85 Carrying out a Comprehensive Cost Analysis of Classroom and Home Intervention Services for Preschool Children: An Illustration Using the Head Start Redi Intervention

Schedule:
Wednesday, May 31, 2017
Columbia C (Hyatt Regency Washington, Washington, DC)
* noted as presenting author
Damon Evan Jones, PhD, Research Assistant Professor, Penn State University, University Park, PA
Daniel Max Crowley, PhD, Assistant Professor, The Pennsylvania State University, University Park, PA
Karen L. Bierman, PhD, Distinguished Professor, The Pennsylvania State University, University Park, PA
Introduction:  Cost analyses of early childhood interventions can provide important information for improving efficiency of program delivery and set the stage for considering the potential for return on investment. Here we present a cost analysis of the Head Start REDI (Research-based Developmentally Informed) project—an enhanced version of Head Start designed to increase school readiness through broader development of social-emotional and emergent literacy skills. We examine the per-family costs for children receiving either a classroom only program versus children additionally receiving home-visiting services (REDI-P). We discuss implications from our cost estimates for the program in general as well as plans for assessing the cost-effectiveness in the future based on past indication of program effectiveness. We also review the key issues in cost analysis approaches for interventions directed toward young children in preschool settings, and how efforts to increase consistency, transparency, communication, and standards can help the field better leverage cost analysis findings going forward.

Method: Key components necessary to carry out REDI and REDI-P were first identified using the ingredients-based approach to cost analysis. Direct costs were obtained from systematically maintained budgets that track the expenses for the project. Interviews with project leaders helped us determine how to allocate shared costs, and what resources were necessary for the development of the home-visiting component. Essential elements of the program that could not be linked to direct costs in budgets were valued indirectly. Sensitivity analysis was employed to assess anticipated ranges of costs across different implementations and settings.

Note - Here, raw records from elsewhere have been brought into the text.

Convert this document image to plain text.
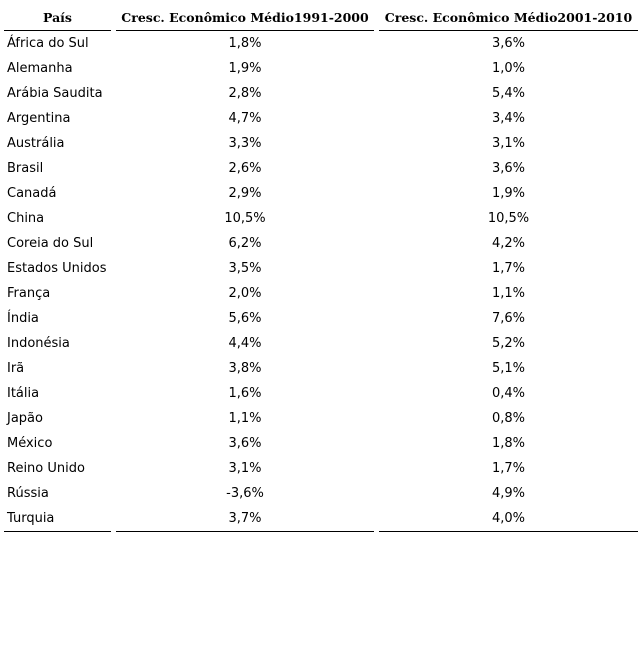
País	Cresc. Econômico Médio1991-2000	Cresc. Econômico Médio2001-2010
África do Sul	1,8%	3,6%
Alemanha	1,9%	1,0%
Arábia Saudita	2,8%	5,4%
Argentina	4,7%	3,4%
Austrália	3,3%	3,1%
Brasil	2,6%	3,6%
Canadá	2,9%	1,9%
China	10,5%	10,5%
Coreia do Sul	6,2%	4,2%
Estados Unidos	3,5%	1,7%
França	2,0%	1,1%
Índia	5,6%	7,6%
Indonésia	4,4%	5,2%
Irã	3,8%	5,1%
Itália	1,6%	0,4%
Japão	1,1%	0,8%
México	3,6%	1,8%
Reino Unido	3,1%	1,7%
Rússia	-3,6%	4,9%
Turquia	3,7%	4,0%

Results: Results indicate an average per-child cost of $183 to deliver one year of the program in pre-school. Additional costs to implement the home visiting component were estimated as $2,823 per family for the same time frame. We present a range of costs based on a sensitivity analysis, and include a focus on areas expected to drive variation in total and per-family costs in other scenarios (e.g., training costs, home visiting travel cost, coaching needs).

Conclusion: Studies have found that children participating in REDI had lower levels of aggression, increased literacy and better social-emotional functioning compared to a control group. The costs to carry out this evidence-based early educational classroom intervention are modest relative to important outcomes found in these effectiveness studies. This cost analysis has also demonstrated key issues that are important to attend to when executing a comprehensive and rigorous cost analysis that is useful to program developers, policy makers, investors, and other stakeholders.